PALO PINTO COUNTY, Texas — A large wildfire has destroyed eight structures, including homes, and burned hundreds of acres near Possum Kingdom Lake in Palo Pinto County as crews continued to work on extinguishing it Tuesday morning.
The fire didn't see much growth overnight; officials reported it was still at 500 acres and 10% contained, as crews spent the night creating a large fire break along the perimeter of the fire.
Farm-to-Market 1148 east of Chapel Road was closed and evacuated Monday as the fire moved quickly north. Officials say at least eight structures were destroyed, but no one has been hurt.
“We’ve been pretty busy," Adam Turner with Texas A&M Forest Service said. "This is our second fire of the week and it’s Monday.”
The fire is happening about 75 miles northwest of Fort Worth on the northern side of Possum Kingdom Lake.
As of 7 p.m. Tuesday, the Texas A&M Forest Service says the fire has still burned 500 acres and is 10% contained.
The forest service also added that there were voluntary evacuation orders.
Turner said a major concern is that fuels like grass and trees are the driest they've been since 2011 when the homes around Possum Kingdom Lake were devastated by a fire, and this week it's likely dryness levels will set a new record.
“That’s really, really dry," Turner said. "It’s going to continue to dry out.”
Helicopters and planes from as far as California were called in to assist in putting out the flames. Turner said the lake cut water reload time from as high as 15 minutes on a typical fire to just 30 seconds.
Keith and Vee Hanssen watched the crews and the flames from their boat on the lake.
“It’s very intense when you can see it from the water’s edge," Keith Hanssen said.
‘It’s scary," Vee said. "We pulled up to docks to talk to people just to see how they were doing."
The couple has been on the lake since 1996 and know many of the few permanent residents, but they also own Possum Kingdom Real Estate and sold homes all around the lake.
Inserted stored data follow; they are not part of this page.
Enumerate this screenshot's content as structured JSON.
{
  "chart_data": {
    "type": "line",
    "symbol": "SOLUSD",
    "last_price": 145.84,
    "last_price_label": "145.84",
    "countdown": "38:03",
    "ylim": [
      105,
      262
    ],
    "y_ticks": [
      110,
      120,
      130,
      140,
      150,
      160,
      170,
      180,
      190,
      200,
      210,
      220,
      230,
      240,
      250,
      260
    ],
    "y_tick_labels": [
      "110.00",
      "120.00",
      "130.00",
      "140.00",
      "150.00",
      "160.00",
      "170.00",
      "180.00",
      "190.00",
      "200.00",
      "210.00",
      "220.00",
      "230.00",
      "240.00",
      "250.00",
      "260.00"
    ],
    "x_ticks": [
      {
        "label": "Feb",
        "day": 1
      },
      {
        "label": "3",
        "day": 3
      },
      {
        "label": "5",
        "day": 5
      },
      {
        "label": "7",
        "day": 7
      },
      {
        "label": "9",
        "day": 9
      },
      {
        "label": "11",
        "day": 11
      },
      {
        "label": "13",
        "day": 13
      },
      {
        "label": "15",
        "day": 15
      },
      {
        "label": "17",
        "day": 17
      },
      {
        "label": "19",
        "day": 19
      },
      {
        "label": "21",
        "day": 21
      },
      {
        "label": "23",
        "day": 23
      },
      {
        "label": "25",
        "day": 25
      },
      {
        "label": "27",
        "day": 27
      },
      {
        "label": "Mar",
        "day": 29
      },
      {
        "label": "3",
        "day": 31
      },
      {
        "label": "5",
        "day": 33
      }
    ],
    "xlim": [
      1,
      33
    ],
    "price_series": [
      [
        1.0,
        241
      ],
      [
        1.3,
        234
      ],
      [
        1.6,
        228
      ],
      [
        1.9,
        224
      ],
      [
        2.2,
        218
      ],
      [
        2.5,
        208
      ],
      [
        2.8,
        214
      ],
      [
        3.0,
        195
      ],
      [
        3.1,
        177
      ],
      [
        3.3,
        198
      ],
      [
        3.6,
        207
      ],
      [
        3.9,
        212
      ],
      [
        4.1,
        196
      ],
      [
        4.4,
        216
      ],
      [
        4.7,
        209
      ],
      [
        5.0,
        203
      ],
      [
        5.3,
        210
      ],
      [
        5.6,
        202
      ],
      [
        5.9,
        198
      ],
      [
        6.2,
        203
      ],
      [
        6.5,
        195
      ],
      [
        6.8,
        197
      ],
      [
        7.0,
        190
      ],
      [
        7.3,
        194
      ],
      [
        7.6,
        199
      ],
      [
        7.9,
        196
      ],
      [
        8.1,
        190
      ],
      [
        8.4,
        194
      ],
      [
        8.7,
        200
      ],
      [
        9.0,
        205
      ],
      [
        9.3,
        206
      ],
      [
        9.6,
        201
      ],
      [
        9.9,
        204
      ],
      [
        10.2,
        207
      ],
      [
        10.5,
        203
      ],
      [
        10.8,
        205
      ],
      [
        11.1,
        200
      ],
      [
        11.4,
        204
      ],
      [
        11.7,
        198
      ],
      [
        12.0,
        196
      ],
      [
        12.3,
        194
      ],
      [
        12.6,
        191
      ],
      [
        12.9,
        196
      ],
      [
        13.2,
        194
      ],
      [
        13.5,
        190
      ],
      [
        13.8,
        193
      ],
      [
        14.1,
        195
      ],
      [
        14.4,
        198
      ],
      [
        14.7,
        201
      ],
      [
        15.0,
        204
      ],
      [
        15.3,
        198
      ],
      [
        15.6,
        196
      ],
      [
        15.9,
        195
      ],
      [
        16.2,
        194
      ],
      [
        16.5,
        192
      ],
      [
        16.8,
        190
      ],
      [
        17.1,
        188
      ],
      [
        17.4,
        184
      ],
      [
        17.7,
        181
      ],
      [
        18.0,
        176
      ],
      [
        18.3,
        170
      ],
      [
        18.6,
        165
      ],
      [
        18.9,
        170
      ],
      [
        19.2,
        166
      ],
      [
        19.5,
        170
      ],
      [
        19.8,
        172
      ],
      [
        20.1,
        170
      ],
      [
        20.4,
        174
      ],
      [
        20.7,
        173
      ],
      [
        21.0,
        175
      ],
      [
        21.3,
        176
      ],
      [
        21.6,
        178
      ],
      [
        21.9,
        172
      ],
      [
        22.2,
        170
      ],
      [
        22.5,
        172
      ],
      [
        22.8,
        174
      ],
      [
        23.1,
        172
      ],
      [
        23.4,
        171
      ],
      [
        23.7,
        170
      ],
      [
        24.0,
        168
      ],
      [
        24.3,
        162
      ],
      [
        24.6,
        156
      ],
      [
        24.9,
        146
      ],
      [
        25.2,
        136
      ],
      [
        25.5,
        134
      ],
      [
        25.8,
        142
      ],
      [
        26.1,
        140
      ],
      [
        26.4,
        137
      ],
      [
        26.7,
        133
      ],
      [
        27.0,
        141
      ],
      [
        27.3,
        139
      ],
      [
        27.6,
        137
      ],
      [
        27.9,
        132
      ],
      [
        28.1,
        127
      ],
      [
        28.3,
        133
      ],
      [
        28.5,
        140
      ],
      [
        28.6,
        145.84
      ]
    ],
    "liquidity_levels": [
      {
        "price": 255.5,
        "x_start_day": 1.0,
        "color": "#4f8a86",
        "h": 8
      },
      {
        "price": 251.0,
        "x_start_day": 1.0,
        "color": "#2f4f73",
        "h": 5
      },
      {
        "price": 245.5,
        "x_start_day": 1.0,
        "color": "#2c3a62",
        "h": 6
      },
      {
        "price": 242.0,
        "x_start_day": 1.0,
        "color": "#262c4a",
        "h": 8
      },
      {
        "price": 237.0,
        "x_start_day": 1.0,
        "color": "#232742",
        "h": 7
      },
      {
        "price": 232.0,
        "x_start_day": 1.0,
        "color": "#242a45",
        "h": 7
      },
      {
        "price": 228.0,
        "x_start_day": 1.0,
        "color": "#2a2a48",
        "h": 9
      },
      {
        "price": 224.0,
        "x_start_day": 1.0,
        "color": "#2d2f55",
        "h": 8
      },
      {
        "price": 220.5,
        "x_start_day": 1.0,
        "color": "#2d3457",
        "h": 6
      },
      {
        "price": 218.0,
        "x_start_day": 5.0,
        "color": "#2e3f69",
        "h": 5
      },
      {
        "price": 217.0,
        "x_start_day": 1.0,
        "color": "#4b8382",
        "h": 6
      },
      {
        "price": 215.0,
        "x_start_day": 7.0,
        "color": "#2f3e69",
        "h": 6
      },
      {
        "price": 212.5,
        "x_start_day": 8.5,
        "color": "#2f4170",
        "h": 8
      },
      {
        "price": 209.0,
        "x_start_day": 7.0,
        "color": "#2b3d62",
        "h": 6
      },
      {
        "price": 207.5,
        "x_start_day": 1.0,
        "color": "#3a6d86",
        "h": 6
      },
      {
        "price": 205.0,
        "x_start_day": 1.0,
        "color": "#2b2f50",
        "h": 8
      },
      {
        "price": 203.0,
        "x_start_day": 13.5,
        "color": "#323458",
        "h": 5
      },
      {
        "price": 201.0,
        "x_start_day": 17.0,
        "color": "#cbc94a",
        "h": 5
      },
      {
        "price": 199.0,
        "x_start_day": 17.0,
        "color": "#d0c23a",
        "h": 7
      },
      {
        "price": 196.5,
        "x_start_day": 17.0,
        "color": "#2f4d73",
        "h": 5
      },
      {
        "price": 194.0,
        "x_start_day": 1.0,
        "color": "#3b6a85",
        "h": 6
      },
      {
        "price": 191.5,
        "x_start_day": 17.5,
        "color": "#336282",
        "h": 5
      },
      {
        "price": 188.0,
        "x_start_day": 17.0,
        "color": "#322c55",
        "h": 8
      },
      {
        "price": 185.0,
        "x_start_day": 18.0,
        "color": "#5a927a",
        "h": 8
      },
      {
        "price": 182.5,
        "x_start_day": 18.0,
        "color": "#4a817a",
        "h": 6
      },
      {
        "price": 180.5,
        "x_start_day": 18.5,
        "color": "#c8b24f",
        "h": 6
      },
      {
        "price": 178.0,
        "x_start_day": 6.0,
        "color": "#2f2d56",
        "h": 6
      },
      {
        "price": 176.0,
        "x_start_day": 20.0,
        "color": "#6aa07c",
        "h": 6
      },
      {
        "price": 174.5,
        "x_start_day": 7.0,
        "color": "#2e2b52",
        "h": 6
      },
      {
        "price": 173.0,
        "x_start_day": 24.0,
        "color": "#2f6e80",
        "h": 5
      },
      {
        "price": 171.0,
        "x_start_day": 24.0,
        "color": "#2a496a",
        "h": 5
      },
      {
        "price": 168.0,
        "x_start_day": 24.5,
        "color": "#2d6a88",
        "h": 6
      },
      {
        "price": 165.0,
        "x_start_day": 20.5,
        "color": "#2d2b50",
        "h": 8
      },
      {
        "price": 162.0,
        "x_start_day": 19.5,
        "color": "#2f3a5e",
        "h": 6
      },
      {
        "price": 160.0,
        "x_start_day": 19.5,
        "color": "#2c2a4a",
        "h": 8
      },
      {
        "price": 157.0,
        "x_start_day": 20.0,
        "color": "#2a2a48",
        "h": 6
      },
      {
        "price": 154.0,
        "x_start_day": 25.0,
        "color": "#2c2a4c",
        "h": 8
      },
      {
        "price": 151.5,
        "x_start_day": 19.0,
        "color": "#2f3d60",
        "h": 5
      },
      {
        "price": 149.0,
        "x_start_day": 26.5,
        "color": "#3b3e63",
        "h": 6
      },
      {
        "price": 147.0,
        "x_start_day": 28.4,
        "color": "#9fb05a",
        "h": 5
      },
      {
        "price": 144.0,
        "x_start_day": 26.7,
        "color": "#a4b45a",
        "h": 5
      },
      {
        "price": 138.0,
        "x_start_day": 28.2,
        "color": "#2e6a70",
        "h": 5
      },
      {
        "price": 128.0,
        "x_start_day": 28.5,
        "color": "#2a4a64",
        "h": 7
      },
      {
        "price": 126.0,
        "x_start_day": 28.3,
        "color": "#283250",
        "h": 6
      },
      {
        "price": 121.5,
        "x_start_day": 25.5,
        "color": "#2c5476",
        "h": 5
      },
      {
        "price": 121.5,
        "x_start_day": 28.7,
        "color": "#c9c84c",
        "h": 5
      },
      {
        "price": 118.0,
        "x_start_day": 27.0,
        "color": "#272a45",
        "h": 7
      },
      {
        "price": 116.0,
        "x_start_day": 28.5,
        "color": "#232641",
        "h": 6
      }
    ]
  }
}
“A lot of clients and a lot of friends," Keith said. "We’re trying to send them pictures and updates and the unknown is always the worst part of it.”
Around 5 p.m., the plume of smoke from the fire was visible 30 miles away. Texas A&M Forest Service said in the evening bulldozers would work to build a perimeter around the fire. Extreme heat made it difficult for firefighters to get close to the flames, instead focusing on attacking from the air.
Wind, fortunately, pushed the flames north and west onto hilly, wooded and unpopulated land which saved structures, but made air runs tougher.
“It does add another factor," Turner said. "It makes it more complex. The pilots are having to work harder to focus more on how to maneuver up and over and around those hills.”
As the fire was 0% contained through most of Monday, crews warned residents should prepare to flee if needed.
“The ranchers are worried," Vee Hanssen said. "The lake – everybody’s worried."
“They should definitely pay attention," Turner said. "Keep aware of what’s going on.”
This is a developing story and will be updated as more information is released.